Au pied de la vigne, qui ramène sur la route, je suis mort, je termine en marchant, courant juste pour faire le beau, 200 m avant l’arrivée à 20h30. Personne ne peut imaginer la joie que j’ai eue en la franchissant cette ligne, après tant de souffrances, m’être dit cent fois, que c’était plus de mon âge, que dès mon retour, je résiliais mon engagement au TGV et à la CCC, qu’à la Réunion, je me contenterais de la piscine du copain qui va nous héberger.
Je voudrais surtout dire un grand merci à tous les bénévoles rencontrés, assurant leur service parfois dans des conditions à la limite du raisonnable, ce sont eux qui m’ont donné le courage d’en terminer. Et merci aux organisateurs de nous offrir de si beaux terrains de jeux.
Nos résultats : Jean Claude 76ème en 12h24
Régine 103ème en 13h37 1ère V2
Celo 119ème en 14h26 2ème V3
Claude 134ème en 15h33
7 commentaires
Commentaire de ptijean posté le 28-05-2007 à 20:44:00
on à fait un peu la meme course avec la meme conclusion ,l'arrivée sur nos deux pieds.Bravo à toi et tu pourras passer le bonjour à marcel avec qui j'ai fais un bout de chemin avant la thuile et avec qui j'ai fini main dans la main en 14hrs26.

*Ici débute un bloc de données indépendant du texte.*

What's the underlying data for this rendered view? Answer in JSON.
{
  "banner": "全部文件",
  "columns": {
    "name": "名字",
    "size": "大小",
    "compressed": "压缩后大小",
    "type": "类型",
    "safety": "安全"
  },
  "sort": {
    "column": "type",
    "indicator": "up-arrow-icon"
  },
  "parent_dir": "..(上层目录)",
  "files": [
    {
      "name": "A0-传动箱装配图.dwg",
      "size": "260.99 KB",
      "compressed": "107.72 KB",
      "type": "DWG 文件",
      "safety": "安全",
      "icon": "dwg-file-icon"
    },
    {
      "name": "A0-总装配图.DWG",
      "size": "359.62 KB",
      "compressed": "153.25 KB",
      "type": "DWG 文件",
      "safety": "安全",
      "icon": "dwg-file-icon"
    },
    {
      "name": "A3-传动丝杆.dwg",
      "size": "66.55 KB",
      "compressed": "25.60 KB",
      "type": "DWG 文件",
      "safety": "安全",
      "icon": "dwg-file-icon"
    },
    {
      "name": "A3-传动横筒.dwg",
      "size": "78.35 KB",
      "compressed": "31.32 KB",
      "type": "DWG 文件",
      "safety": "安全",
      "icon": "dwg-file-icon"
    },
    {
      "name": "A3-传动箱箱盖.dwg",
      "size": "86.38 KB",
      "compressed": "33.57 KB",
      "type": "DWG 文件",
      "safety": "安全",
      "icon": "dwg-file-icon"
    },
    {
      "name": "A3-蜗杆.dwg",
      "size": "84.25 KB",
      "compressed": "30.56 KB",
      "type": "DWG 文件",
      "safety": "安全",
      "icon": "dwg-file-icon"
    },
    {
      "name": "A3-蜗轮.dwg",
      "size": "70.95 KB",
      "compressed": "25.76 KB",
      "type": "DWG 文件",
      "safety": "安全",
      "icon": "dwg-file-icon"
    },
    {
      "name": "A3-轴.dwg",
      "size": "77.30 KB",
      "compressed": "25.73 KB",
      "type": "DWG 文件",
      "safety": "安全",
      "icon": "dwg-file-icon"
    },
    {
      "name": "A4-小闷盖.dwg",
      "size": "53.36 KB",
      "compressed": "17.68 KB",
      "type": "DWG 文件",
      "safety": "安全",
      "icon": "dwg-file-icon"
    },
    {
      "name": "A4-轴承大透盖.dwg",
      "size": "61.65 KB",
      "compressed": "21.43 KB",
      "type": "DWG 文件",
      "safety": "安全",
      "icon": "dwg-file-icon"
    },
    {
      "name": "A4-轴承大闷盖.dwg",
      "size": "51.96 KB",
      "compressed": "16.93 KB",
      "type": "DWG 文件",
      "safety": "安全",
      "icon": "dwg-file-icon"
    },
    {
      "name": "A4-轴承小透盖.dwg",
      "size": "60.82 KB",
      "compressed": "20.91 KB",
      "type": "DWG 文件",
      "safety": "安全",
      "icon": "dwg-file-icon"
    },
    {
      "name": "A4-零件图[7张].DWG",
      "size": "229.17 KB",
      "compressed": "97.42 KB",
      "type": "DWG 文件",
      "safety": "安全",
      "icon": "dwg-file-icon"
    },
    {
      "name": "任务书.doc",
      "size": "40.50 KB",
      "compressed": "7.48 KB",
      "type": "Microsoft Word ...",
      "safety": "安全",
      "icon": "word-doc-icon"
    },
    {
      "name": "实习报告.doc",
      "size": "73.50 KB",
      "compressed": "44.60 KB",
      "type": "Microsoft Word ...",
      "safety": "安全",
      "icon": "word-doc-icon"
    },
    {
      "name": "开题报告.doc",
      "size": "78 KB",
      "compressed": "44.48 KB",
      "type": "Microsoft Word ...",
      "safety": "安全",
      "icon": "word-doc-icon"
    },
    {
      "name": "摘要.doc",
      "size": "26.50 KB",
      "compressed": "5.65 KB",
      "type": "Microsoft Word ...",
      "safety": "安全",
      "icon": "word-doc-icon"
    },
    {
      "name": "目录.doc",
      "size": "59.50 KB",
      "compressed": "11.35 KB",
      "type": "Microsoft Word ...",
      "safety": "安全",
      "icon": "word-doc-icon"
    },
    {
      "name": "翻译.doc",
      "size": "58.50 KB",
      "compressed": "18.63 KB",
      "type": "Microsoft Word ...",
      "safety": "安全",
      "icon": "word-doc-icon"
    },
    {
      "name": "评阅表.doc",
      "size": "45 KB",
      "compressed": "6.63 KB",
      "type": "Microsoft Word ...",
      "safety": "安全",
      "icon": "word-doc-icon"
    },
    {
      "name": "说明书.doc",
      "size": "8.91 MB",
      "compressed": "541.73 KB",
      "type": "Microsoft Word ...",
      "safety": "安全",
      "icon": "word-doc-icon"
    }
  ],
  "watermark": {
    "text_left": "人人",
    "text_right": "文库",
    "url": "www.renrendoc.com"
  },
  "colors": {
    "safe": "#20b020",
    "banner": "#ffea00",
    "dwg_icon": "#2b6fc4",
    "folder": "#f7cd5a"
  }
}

à bientôt sur une prochaine epreuve
ptijean
Commentaire de maï74 posté le 28-05-2007 à 20:53:00
Sacrée course, ce grand raid 73 ! Tu as fait preuve d'un gros moral pour en venir à bout, malgré les petits pépins, chapeau...
Bonne continuation
Commentaire de akunamatata posté le 28-05-2007 à 23:36:00
Felicitations pour ce superbe recit!
On devait pas etre loin de l'autre vers la galoppe, je dois forcement t'avoir sur ma pellicule numerique dans la terrible montee, patience je trie.
Commentaire de carotte posté le 29-05-2007 à 10:53:00
Bravo Bravo! Tant de courage... Je revis chaque instant de mon parcours à la lecture de ton récit(sans les troubles digestifs, juste de belles crampes d'estomac en haut de la Galoppaz)!
(Mon récit à moi sur http://carottepourtous.over-blog.com)
A +, Caro (originaire de Tours)
Commentaire de Jerome_I posté le 29-05-2007 à 11:47:00
Salut,
bravo pour ce CR et avoir fini en tant d'heure. Cet ultra etait vraiment difficile...
Moi aussi je pense que les bénévoles au sommet de la Gallopaz étaient vraiment courageux, merci à eux de nouveau.
Sportivement
Jérome
Commentaire de Olivier91 posté le 29-05-2007 à 21:06:00
Chapeau de continuer avec ces difficultés digestives. J'ai toujours eu la chance de les éviter, je ne sais pas si j'aurais eu autant de volonté que toi!
C'était vraiment un gros trail, heureusmeent que les pentes de l'UTMB sont plus "humaines", parce que 163 km au même régime que sur le GR73, y'aurait pas beaucoup de monde au bout!
Commentaire de eric41 posté le 31-05-2007 à 12:47:00
Quel courage Claude de finir après tous ces problèmes digestifs.
Bravo à toi.C'est vrai que par chez nous ce n'est pas facile de trouver du dénivelé pour s'entrainer.